I don't seem to be afraid to die.

Then begins the process of my long goodbye. Should I tell everybody about my condition? Or should I keep it myself to ensure that I don't get any pity, since it's the last thing I want or need? I wonder about the last things I will do before my time runs out. Perhaps stop by England to visit some of my close friends there. Then come back home and spend the remaining time with my friends and family.

As my time runs out, I spend more time with my godson, talking with him and sharing my joys and tears, my hopes and fears for him, and teaching him all that I can and have left to teach. I tell him that I will sorely miss seeing him grow up and settle down with a woman that God brings into his life, miss seeing him have children of his own who he will adore as much as I do him. I tell him that I love him more than he will ever understand, and I give him the silver ring on my finger which has "Dad" engraved on it. I remind him of the other ring I gave him years before, the one with "PS 27-4" engraved on it, and tell him to keep that verse close to his heart, and to keep Jesus even closer. Then, I will reassure him that this not goodbye forever. It's only goodbye for now.

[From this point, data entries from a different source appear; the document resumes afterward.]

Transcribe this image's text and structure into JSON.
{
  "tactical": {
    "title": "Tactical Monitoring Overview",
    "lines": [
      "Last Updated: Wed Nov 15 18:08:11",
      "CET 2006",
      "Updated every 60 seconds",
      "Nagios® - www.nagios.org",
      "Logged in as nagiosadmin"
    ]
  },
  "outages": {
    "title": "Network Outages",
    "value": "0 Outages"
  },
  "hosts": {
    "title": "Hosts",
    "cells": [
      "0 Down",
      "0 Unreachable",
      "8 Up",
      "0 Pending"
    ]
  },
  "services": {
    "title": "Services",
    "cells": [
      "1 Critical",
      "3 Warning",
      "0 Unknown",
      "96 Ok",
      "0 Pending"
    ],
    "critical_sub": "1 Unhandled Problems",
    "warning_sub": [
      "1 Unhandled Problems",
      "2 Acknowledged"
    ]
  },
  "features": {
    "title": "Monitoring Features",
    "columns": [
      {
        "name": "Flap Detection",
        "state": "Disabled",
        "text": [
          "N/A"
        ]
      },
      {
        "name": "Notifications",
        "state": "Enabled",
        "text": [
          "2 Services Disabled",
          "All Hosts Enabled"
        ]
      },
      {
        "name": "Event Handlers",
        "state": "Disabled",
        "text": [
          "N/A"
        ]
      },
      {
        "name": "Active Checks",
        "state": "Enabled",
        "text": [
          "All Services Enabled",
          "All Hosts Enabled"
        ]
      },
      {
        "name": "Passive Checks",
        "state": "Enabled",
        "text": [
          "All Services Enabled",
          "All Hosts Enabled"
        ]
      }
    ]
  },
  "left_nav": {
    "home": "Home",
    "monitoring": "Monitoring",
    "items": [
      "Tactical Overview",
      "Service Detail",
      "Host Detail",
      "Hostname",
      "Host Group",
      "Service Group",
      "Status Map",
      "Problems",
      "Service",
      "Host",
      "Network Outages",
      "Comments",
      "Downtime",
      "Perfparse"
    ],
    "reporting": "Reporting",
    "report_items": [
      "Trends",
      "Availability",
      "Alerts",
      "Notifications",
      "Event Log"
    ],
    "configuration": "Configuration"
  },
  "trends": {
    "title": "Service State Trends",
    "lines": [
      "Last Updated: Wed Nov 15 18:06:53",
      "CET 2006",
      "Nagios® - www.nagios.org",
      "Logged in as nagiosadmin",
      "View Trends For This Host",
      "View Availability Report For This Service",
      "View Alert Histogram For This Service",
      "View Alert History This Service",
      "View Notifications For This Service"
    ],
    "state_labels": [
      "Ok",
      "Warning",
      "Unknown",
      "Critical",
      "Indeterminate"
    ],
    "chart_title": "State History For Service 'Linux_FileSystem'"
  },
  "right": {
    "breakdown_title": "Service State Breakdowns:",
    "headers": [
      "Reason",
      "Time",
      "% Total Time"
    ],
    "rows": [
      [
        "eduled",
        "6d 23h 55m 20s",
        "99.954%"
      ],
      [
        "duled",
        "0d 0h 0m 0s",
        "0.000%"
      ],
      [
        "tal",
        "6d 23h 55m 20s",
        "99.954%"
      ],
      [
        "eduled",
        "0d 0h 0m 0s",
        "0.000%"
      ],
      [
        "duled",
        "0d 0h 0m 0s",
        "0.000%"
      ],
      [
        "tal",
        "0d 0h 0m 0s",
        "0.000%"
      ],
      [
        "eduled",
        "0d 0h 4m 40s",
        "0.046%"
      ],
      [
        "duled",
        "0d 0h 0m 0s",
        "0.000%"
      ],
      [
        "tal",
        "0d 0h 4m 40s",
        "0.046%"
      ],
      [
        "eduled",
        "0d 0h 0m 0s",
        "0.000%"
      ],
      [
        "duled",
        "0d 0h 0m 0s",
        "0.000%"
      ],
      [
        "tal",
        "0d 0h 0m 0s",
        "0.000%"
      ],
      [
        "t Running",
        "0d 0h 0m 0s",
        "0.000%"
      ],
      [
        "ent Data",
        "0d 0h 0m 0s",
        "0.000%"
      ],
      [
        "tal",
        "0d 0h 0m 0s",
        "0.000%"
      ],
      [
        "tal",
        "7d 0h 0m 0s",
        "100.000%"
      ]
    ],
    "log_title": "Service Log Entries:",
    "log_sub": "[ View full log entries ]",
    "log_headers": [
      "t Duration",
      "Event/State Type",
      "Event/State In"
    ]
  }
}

Thus far, I have not been in any fatal car accidents or been diagnosed with cancer or any other terminal illness. But a couple Saturdays ago, at ten minutes before midnight, I found a small, hard, peanut-sized lump near my collarbone. So, I've been thinking about death.

And I don't seem to be afraid to die.

By Chester with 5 comments

5 comments:

How morbid!

But I guess we all think about death at one point or another. I think that there's no point in being afraid to die, because at the end, we 're going home. So what's there to be afraid of? Not afraid of death itself, but of leaving things and leaving people behind. Leaving the life that we had. I'd be afraid of that.

On another note, I'd take a quick sudden death over a long suffering one. Why is why is some ways I'm thankful that my Dad died the way he did, not having to suffer... not having the chance to endure the heartbreak of saying your last goodbyes.

So err yeah. Morbid thoughts.

I hope you're okay though. We need to catch up soon. :)

Yes, we should. I'm sure we have lots to talk about.

Is this you being your typical writer self or have you seen someone and determined a cause for concern?

I'm gonna go with "writer" hehe. I haven't really seen anyone yet. It's a scenario.

But there really is a lump.

:) Just wondering, because so did Rachel. And in the exact same spot, if I'm not mistaken. And it was nothing.